Creativity Still Belongs to Humans
What really struck me during our talk was how our conversation evolved. The inventor originally focused on how law firms and medical professionals might use his invention. The problem? Those markets are difficult to monetize for new products, especially when it comes to integrating something as novel as AI.
But then something clicked. Drawing on an experience I had 25 years ago working on an Internet radio venture, I saw a path that could take his invention in a completely different direction—into the publishing industry. Not just as a viable use case, but as a potentially transformative and highly profitable application.
That leap—the creative connection between seemingly unrelated experiences and domains—is something AI doesn’t do well. It can remix and generate ideas that seem creative, but it doesn’t make the intuitive jumps that human minds can. Those moments of “Aha!” still belong to us.
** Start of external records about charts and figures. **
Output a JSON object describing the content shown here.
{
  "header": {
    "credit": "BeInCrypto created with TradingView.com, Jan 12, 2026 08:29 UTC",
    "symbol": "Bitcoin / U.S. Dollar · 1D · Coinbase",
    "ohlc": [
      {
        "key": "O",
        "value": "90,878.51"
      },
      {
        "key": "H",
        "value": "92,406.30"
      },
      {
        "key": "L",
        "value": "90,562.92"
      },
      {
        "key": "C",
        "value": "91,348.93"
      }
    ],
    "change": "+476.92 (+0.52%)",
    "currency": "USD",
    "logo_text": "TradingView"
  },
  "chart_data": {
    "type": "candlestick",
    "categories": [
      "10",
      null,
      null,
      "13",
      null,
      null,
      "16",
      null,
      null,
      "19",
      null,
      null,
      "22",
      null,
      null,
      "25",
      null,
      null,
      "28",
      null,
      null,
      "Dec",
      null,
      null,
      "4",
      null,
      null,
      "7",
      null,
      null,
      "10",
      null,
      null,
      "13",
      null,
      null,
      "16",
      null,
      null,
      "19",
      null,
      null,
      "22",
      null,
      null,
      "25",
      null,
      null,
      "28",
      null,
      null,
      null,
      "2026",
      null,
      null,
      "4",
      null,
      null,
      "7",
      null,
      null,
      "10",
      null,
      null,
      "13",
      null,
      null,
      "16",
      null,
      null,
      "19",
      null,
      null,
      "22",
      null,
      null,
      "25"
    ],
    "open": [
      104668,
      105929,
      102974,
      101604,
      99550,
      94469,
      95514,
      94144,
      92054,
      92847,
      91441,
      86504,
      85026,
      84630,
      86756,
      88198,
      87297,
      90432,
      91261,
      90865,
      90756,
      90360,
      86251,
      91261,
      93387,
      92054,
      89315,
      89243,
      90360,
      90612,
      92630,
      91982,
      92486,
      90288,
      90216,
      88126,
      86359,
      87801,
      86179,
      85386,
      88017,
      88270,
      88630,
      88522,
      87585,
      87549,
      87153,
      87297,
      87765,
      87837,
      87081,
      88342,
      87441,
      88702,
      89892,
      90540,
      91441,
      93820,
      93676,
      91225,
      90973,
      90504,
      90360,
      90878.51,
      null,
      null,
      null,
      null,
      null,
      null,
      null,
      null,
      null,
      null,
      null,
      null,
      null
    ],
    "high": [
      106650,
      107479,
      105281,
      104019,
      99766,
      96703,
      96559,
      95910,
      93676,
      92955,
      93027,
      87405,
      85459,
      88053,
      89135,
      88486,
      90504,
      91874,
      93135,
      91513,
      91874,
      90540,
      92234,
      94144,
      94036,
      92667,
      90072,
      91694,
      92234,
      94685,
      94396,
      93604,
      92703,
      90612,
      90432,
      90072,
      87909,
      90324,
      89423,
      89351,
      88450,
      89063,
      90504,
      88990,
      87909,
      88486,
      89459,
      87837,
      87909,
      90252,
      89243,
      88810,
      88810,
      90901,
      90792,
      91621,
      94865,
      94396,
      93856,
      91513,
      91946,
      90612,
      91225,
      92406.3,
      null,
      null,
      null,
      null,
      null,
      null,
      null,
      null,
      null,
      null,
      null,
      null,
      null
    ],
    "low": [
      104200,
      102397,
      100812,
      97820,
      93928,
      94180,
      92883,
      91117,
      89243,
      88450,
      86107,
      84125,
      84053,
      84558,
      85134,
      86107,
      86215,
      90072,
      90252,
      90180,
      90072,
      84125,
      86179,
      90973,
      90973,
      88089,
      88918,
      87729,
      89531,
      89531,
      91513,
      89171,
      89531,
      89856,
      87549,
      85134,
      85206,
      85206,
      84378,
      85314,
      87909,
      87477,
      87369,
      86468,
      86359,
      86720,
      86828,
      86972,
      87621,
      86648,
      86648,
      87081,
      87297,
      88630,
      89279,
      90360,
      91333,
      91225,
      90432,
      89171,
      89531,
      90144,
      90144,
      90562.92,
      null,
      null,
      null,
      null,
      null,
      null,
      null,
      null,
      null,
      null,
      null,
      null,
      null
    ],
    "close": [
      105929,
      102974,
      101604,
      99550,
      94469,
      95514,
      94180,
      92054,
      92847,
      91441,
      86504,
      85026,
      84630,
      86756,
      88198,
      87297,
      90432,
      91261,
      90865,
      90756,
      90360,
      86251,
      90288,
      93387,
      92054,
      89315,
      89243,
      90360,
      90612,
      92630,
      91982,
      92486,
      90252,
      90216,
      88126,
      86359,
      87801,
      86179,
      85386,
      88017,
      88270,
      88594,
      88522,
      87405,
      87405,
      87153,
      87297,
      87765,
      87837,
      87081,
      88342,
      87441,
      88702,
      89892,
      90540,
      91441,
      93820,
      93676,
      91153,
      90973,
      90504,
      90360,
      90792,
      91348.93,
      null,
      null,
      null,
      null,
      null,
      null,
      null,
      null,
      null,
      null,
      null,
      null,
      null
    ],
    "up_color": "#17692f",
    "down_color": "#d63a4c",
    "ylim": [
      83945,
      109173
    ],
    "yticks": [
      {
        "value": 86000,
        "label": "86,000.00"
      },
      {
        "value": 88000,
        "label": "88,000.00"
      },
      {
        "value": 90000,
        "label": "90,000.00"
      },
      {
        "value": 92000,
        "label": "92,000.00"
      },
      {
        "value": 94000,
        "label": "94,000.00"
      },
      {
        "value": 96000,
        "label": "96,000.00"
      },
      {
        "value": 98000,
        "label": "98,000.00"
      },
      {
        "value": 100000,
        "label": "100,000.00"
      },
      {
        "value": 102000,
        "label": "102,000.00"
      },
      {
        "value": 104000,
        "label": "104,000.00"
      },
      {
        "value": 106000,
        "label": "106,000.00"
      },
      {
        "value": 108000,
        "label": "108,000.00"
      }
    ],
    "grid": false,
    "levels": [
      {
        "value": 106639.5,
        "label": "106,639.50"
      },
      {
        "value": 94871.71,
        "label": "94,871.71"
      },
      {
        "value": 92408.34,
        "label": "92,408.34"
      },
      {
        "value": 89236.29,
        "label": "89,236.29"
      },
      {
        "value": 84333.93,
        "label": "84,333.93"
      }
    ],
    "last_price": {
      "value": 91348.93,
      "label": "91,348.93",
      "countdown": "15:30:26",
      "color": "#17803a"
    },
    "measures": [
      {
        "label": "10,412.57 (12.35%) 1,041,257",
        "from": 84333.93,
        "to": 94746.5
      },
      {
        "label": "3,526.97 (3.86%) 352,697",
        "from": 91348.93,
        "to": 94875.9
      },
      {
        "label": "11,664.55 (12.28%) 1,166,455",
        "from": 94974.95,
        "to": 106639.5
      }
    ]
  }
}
The Future is Collaborative
What I took away from this conversation is that the future of invention isn’t AI versus humans. It’s AI with humans—especially humans who have lived, learned, experimented, and failed in all kinds of fields.
If you’ve spent time deep in an industry, built something from scratch, or explored a niche others overlook—you’re bringing something to the table that AI can’t replicate. Not yet. Maybe not ever.
And that’s exactly why this moment is so exciting. We’re entering an era where the garage inventor gets a new set of tools. Tools that won’t replace human ingenuity—but will amplify it.